Retinol Rejuvenation

Abstract & Commentary

By Allan J. Wilke, MD, Residency Program Director, Associate Professor of Family Medicine, University of Alabama at Birmingham School of Medicine—Huntsville Regional Medical Campus, Huntsville. Dr. Wilke reports no financial relationship to this field of study.

Synopsis: Application of vitamin A to naturally aged skin reduced fine wrinkling.

Source: Kafi R, et al. Improvement of naturally aged skin with vitamin A (retinol). Arch Dermatol. 2007;143:606-612.

Aged skin is more susceptible to shearing forces, because there is flattening of the rete ridges and subsequent loss of contact between the dermis and the epidermis. In the extracellular matrix, the quantity of protein, composed primarily of collagen, is decreased. This occurs through decreased production and increased catabolism. The collagen quality is degraded. There is also a decrease in dermal microcirculation. All of these factors contribute to poor or delayed wound healing and chronic ulceration. There is "naturally aged skin" (ie, skin that is generally shielded from the sun), and then there is photo-aged skin, where aging is accelerated. Compared to naturally aged skin, photo-aged skin has less procollagen. The fine wrinkling can be reversed with topical retinoids and laser resurfacing. Both treatments increase procollagen synthesis.

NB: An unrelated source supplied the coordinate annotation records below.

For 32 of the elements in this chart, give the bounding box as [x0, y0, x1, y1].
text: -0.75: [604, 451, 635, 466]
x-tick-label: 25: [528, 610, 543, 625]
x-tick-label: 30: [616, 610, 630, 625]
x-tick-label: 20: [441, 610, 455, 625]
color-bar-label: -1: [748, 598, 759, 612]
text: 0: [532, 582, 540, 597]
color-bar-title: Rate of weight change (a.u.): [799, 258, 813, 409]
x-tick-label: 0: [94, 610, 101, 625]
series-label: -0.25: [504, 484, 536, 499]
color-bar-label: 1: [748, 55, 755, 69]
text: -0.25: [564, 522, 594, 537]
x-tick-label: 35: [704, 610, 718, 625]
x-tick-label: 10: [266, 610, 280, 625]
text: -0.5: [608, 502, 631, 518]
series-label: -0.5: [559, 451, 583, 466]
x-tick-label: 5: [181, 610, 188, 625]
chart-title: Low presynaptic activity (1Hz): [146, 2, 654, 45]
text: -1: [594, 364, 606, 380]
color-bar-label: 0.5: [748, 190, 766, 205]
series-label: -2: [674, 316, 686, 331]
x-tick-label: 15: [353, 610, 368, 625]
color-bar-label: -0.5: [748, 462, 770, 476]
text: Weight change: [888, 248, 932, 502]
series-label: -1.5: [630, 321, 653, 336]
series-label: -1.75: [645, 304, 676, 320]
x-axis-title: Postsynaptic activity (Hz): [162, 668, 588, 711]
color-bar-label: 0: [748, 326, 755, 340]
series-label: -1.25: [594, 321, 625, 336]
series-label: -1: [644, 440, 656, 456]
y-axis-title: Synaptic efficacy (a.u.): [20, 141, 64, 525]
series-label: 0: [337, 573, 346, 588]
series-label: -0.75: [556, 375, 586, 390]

Kafi and colleagues at the University of Michigan Medical School Department of Dermatology hypothesized that similar therapy directed at naturally aged skin would increase its collagen content. Because laser resurfacing and the usually prescribed retinoids (retinoic acid and tazarotene) cause large wounds and irritation, respectively, when used on naturally aged skin, they decided to use all-trans-retinol, which is a retinoic acid precursor and known to cause less irritation. They enrolled 36 subjects, average age 87 years (range 80-96), 71% female, from two senior centers, excluding those who had used topical medication in the previous 2 weeks or, for women, hormonal therapy in the previous 6 months. Thirteen subjects did not complete the trial for a variety of reasons, but only 3 quit because of skin irritation. Each subject served as his/her own control. The subjects had 4-mm punch biopsies of both arms at baseline and at the end of the study. A 0.4% retinol lotion (mixed up by one of the investigators in his lab) was applied to the sun-protected, upper, inner arm; the vehicle lotion was applied to the other arm. Which arm received the active treatment was randomized. The subjects received treatment three times weekly for 24 weeks and were evaluated at 2, 4, 8, 16, and 24 weeks. The skin was examined by two blinded dermatologists (no jokes please!) for fine wrinkling, tactile roughness, and overall severity. These attributes were scored on a 10-point scale: 0, none; 1-3, mild; 4-6 moderate, 7-9 severe. At the beginning of the study, the fine wrinkling scores for treated and untreated arms averaged slightly more than 7. At the end of the study, the retinol-treated arms averaged 5.61; the untreated arms averaged 7.14. This was statistically significant. The other measures showed similar reductions. Mild adverse reactions (erythema, peeling, pruritis, dryness, burning/stinging) were noted by most participants. Staining for procollagen of the punch biopsies showed an increase in the retinol-treated arms.


This is a nice proof-of-concept trial, but it needs to be repeated in a larger group, and then we'll need evidence that the treatment prevents skin tears and ulcers and improves healing. The dropout rate for skin irritation (8%) doesn't seem too high, but since aging skin is already susceptible to pruritis secondary to decreased sebum production ("xerosis"), this treatment won't be for everyone. Although skin injury prevention was the stated goal of this study, fine wrinkling was the primary outcome measure. Skin products containing retinol are already marketed as a cure for wrinkles. How much are you willing to pay to change fine wrinkling from severe to moderate?